Tim Oates, Cambridge Assessment’s director of assessment research and development, said that comparable outcomes posed “really demanding problems” for Ofsted and “the chief inspector’s judgement about the overall trajectory of the education system”.
He said the approach made it harder to tell what a grade meant in terms of what a student could do, but did mean that pupils in schools that were slow to adapt to the new GCSEs would not lose out.
“This is a very tricky debate and we desperately need to know what we are doing and which way we are jumping,” Mr Oates said. “It does need to be exposed to some public scrutiny.”
An Ofqual spokesperson said: “Statistical evidence will be a key tool in the first year of awarding for new GCSEs, to minimise the possible disadvantage to students at a time of change.
“The approach to maintaining standards after the first year of awarding is still being considered…statistics will continue to be used and the process will be supported by the introduction of a new national reference test.”
An Ofsted spokesperson said: “GCSE results are only one factor that Ofsted inspectors take into consideration when judging the overall effectiveness of a school.
“Inspectors make professional judgements based on a broad range of data and inspection evidence. They look at the quality of teaching, the progress pupils have made from their starting points, leadership and management of the school, and the behaviour and safety of pupils.

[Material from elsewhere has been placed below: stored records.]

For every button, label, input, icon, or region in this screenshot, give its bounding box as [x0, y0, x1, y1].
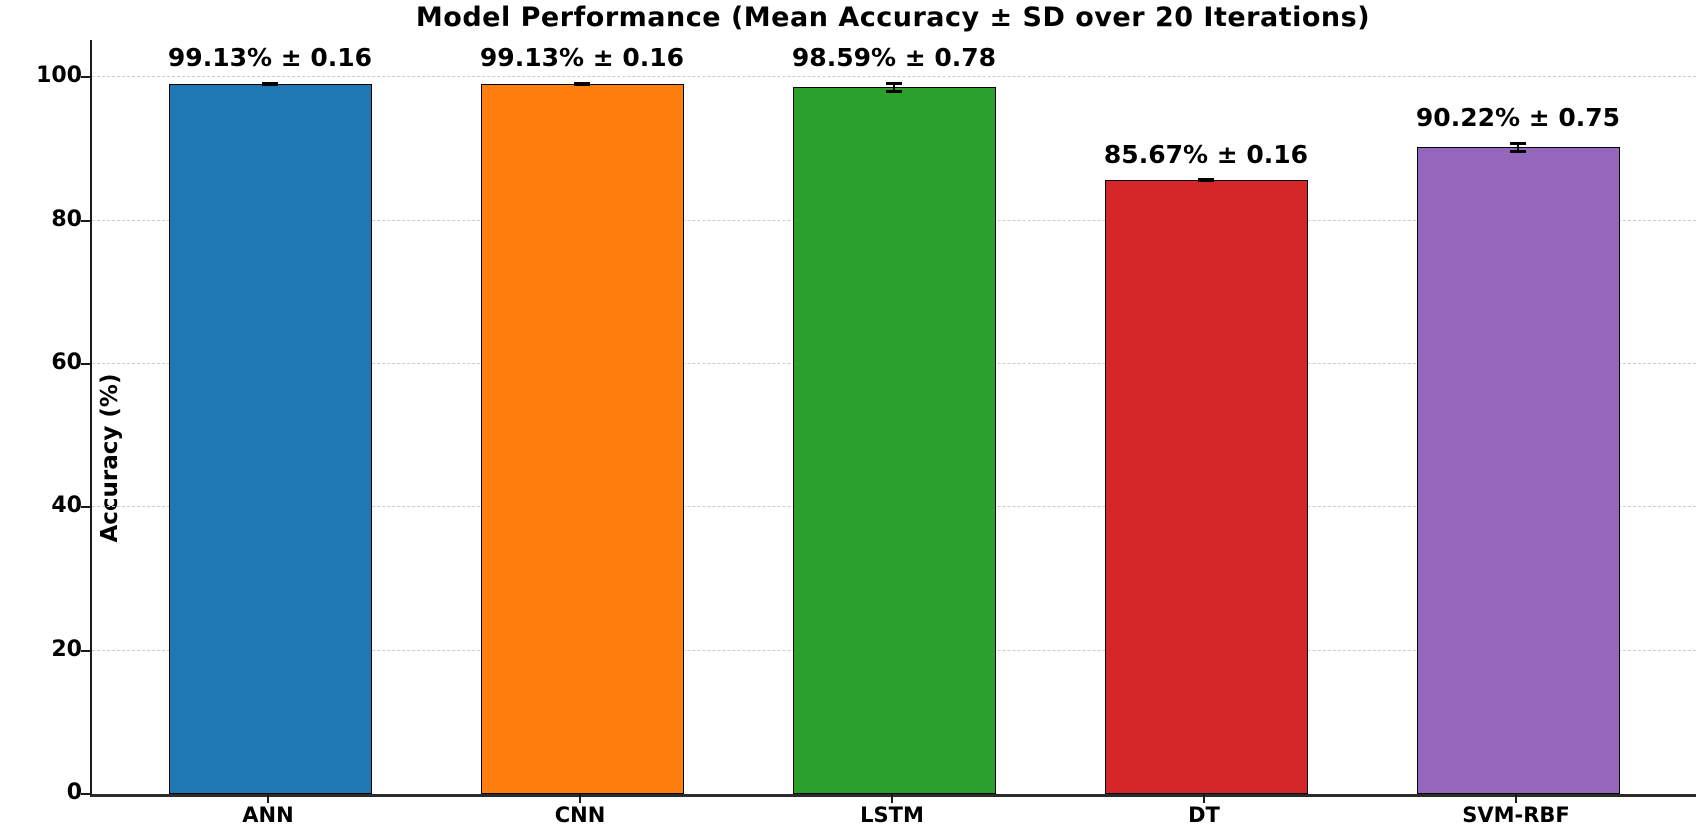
error-bar-svm-rbf [1510, 142, 1526, 153]
ytick-mark-20 [81, 649, 90, 652]
value-label-lstm: 98.59% ± 0.78 [791, 42, 997, 72]
error-cap-bottom [886, 89, 902, 93]
ytick-label-60: 60 [51, 349, 82, 375]
error-bar-cnn [574, 81, 590, 86]
xtick-label-cnn: CNN [554, 803, 606, 827]
error-cap-bottom [1198, 178, 1214, 182]
error-vline [1517, 142, 1519, 153]
chart-title: Model Performance (Mean Accuracy ± SD ov… [415, 2, 1371, 33]
error-cap-top [1510, 142, 1526, 145]
ytick-mark-40 [81, 506, 90, 509]
xtick-label-ann: ANN [242, 803, 294, 827]
ytick-mark-80 [81, 219, 90, 222]
bar-lstm [792, 87, 996, 794]
ytick-label-80: 80 [51, 206, 82, 232]
plot-area: Accuracy (%) 99.13% ± 0.16 99.13% ± 0.16 9… [81, 40, 1696, 797]
ytick-mark-100 [81, 76, 90, 79]
value-label-dt: 85.67% ± 0.16 [1103, 139, 1309, 169]
ytick-label-0: 0 [66, 780, 82, 805]
ytick-label-100: 100 [36, 63, 82, 89]
bar-ann [168, 83, 372, 794]
xtick-mark-cnn [579, 794, 581, 803]
xtick-label-dt: DT [1188, 803, 1220, 827]
error-bar-dt [1198, 177, 1214, 182]
xtick-mark-dt [1203, 794, 1205, 803]
error-cap-bottom [1510, 149, 1526, 153]
error-cap-bottom [574, 82, 590, 86]
error-cap-top [886, 81, 902, 85]
xtick-label-lstm: LSTM [860, 803, 924, 827]
error-vline [893, 81, 895, 93]
error-cap-bottom [262, 82, 278, 86]
gridline-y100 [92, 76, 1696, 78]
bar-dt [1104, 179, 1308, 794]
xtick-label-svm-rbf: SVM-RBF [1462, 803, 1570, 827]
value-label-cnn: 99.13% ± 0.16 [479, 43, 685, 73]
bar-cnn [480, 83, 684, 794]
ytick-mark-0 [81, 793, 90, 795]
ytick-label-20: 20 [51, 636, 82, 662]
ytick-mark-60 [81, 362, 90, 365]
xtick-mark-svm-rbf [1515, 794, 1517, 803]
value-label-svm-rbf: 90.22% ± 0.75 [1415, 103, 1621, 132]
value-label-ann: 99.13% ± 0.16 [167, 43, 373, 73]
xtick-mark-ann [267, 794, 269, 803]
ytick-label-40: 40 [51, 493, 82, 519]
bar-svm-rbf [1416, 147, 1620, 794]
error-bar-lstm [886, 81, 902, 93]
y-axis-label: Accuracy (%) [97, 373, 123, 543]
error-bar-ann [262, 81, 278, 86]
xtick-mark-lstm [891, 794, 893, 803]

Exam results alone do not determine inspection outcomes.”
Notes on ‘comparable outcomes’
- The idea of “comparable outcomes” was first developed by exam boards in 2002, to ensure that the first cohort to take reformed A-levels was not unfairly disadvantaged.
- The exam boards decided to prioritise “comparable outcomes” over “comparable performance”. This ensured that the national proportion of students gaining each grade in a particular subject remained roughly the same.
- To an extent, the idea that a certain level of performance should lead to exactly the same grade as it had in previous years was sacrificed.
- The approach has been used ever since and was given increased emphasis by Ofqual at the start of the decade as the watchdog sought to curb grade inflation.
- As a result, grade boundaries have since been set through a trade-off between examiners’ judgements and calculations based on historical statistics.
- Ofqual is considering another major shift for the reformed GCSEs, with the possibility that descriptors (demonstrating the grade that should be awarded to work of a particular standard) will not be used at all.